This program gets down in the dirt to ask progressive people from around the world: 'How does your garden grow?' Permaculture may still be seen by many as the fodder of the fringe, but its designs are having profound results – stopping starvation, combating climate change, and creating more cohesive communities. Get ready for some reasoned realignment as we welcome co-editor of New Internationalist magazine David Ransom, and hear how growing your own veggies is a profoundly political act, challenging the heart of today’s consumer culture.
- Permaculturalist Pam Morgan shows us around the rooftops, corridors and workplaces of urban Cuba – places conscripted for growing fruits and vegetables to successfully stave of food shortages.

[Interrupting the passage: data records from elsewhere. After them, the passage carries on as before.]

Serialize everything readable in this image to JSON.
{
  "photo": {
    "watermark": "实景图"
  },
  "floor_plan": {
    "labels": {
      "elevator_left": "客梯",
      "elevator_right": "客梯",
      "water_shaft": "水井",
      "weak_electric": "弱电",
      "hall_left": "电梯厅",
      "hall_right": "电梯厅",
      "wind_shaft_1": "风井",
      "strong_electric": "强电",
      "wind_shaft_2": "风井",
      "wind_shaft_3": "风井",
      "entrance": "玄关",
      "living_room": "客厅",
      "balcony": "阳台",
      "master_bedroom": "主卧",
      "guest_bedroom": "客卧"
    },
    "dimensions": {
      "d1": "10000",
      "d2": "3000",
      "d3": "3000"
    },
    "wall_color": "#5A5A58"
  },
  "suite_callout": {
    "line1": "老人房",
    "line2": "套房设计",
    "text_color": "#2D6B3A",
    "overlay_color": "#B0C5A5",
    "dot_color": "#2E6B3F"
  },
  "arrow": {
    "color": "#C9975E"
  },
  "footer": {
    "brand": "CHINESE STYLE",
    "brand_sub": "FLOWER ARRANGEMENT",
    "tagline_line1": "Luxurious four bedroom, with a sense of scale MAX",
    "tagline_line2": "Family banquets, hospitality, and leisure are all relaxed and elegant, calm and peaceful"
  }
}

- Chris Evans tells us about how young people are putting down their guns to make Edible Earth in Nepal. (Chris is the Country Representative for Appropriate Technology Asia (ATA) Nepal, and advisor of Himalayan Permaculture Group).
- Jonathan Dawson, President of Global Ecovillages, explains how permaculture principles are outperforming carbon offsets in bringing down greenhouse gas emissions.
- And while we’re talking about more creative consuming, author Sharon Beder adds her thoughts about compulsive market disorders.
This week’s album is an old favourite: Rene Lacaille and Bob Brozman’s fabulous CD DigDig, where the pulse of the Pacific melts into the arms of Bluegrass and Latin.